Intervention de Jean-Victor Castor

Réunion du mardi 12 mars 2024 à 21h30
Commission des lois constitutionnelles, de la législation et de l'administration générale de la république

Photo issue du site de l'Assemblée nationale ou de WikipediaJean-Victor Castor :

La France pourra-t-elle un jour maintenir en toutes circonstances les conditions de dialogue et de consensus, seules garanties à la paix ? Cela est essentiel pour la Nouvelle-Calédonie. N'oublions pas que la période de consensus et de dialogue ouverte par l'accord de Nouméa est consécutive aux drames survenus durant les nombreuses années de confrontation, particulièrement aux événements d'Ouvéa.

Le maintien de la paix dépend de la confiance entre les parties. En Nouvelle-Calédonie, les conditions préalables au dialogue sont l'impartialité de l'État, le respect des règles conventionnelles – nationales et internationales – et la constance des engagements. Pendant plus de trente ans, ces conditions ont été respectées ; l'État a plus ou moins joué le jeu, attribuant à la Nouvelle-Calédonie une position originale dans la Constitution française, qui a permis à ce pays de s'engager dans un véritable processus d'autodétermination.

Depuis 2021, rien ne va plus. L'État est, de nouveau, juge et partie. Voyant qu'un troisième référendum organisé dans des conditions normales exprimerait vraisemblablement un « oui », le Gouvernement l'a maintenu en période de covid, ignorant les appels du peuple kanak au respect des périodes de deuil imposées par les cultures locales. En voulant modifier le calendrier électoral, il démontre une fois de plus qu'il ne croit pas à une sortie de l'impasse par le dialogue. Les partis indépendantistes sont majoritaires au congrès de la Nouvelle-Calédonie et en assument la gouvernance. Le Gouvernement espère modifier ce rapport de force par le dégel du corps électoral, objet d'un projet de loi constitutionnelle.

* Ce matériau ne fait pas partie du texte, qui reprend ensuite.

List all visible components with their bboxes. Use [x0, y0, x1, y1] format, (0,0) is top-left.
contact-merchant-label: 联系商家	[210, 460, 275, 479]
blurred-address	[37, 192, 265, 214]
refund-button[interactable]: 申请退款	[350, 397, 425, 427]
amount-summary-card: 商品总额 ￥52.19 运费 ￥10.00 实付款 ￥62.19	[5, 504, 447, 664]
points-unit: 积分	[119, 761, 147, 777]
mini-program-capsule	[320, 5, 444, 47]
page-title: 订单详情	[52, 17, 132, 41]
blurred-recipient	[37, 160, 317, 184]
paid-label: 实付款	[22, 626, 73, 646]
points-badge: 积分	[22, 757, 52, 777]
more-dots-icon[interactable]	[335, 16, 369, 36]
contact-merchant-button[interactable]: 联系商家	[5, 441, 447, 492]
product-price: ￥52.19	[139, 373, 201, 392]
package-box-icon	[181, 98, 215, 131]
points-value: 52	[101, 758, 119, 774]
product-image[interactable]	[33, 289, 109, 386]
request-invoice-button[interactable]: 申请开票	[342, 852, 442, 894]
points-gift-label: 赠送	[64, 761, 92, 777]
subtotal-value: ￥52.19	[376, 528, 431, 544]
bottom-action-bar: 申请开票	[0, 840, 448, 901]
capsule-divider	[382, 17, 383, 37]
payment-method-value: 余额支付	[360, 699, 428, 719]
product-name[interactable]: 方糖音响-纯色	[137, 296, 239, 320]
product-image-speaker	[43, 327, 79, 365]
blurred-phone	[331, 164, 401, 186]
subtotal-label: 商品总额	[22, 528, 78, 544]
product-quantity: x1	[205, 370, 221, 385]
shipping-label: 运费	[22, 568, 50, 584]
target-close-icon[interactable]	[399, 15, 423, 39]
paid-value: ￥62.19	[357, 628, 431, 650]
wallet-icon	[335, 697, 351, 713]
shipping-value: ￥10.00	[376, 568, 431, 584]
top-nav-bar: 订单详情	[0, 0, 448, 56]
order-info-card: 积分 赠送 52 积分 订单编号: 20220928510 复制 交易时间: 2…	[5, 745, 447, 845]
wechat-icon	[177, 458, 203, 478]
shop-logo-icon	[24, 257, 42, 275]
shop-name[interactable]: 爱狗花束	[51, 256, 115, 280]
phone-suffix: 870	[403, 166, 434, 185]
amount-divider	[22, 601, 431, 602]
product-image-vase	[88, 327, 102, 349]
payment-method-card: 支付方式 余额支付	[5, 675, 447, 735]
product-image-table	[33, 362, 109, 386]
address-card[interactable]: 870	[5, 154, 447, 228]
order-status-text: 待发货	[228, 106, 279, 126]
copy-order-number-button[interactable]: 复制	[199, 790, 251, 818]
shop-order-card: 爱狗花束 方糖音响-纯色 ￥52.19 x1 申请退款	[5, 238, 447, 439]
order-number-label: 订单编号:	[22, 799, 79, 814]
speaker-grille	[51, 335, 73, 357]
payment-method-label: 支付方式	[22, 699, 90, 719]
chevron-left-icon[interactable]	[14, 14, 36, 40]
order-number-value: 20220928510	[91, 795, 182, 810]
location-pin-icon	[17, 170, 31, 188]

Cela n'aura plus de sens si les élections locales ont lieu en mai 2024, c'est-à-dire avant la révision constitutionnelle annoncée. Pire, les élections locales de mai pourraient conforter les partis indépendantistes – l'horreur pour le Gouvernement ! Qu'à cela ne tienne, à la fois juge et partie, il soumet un projet de loi organique pour modifier le calendrier électoral.

Ce gouvernement n'accepte pas les règles posées par les accords ; il ne veut pas atteindre le consensus, ni laisser place au dialogue : il préfère passer en force. De quoi a-t-il peur ? Soit les Calédoniens ne souhaitent pas poursuivre la marche vers l'autodétermination et ils voteront en ce sens aux élections provinciales de mai sans qu'il soit besoin de modifier le calendrier électoral. Cela ferait tomber les accusations de partialité du Gouvernement dans l'organisation du dernier référendum. Soit la volonté calédonienne de souveraineté est de plus en plus affirmée, et vous essayez de la casser par tous les moyens.

Avec ce projet de loi organique, le Gouvernement démontre sa préférence pour la seconde option. Mais quel en sera le résultat sur le long terme ? Le processus en Nouvelle-Calédonie est inexorable. Il pourrait se poursuivre dans le respect, le dialogue et selon les modalités qui peuvent encore être négociées, ou bien s'engager dans la voie d'une impasse politique et d'une grande instabilité sociale et politique.

Par respect pour le peuple calédonien, que nous croyons capable de choisir son avenir, par respect des accords et de l'esprit qui a présidé à leur écriture, et parce que nous croyons que le consensus reste possible par le dialogue, le groupe GDR votera contre le projet de loi organique.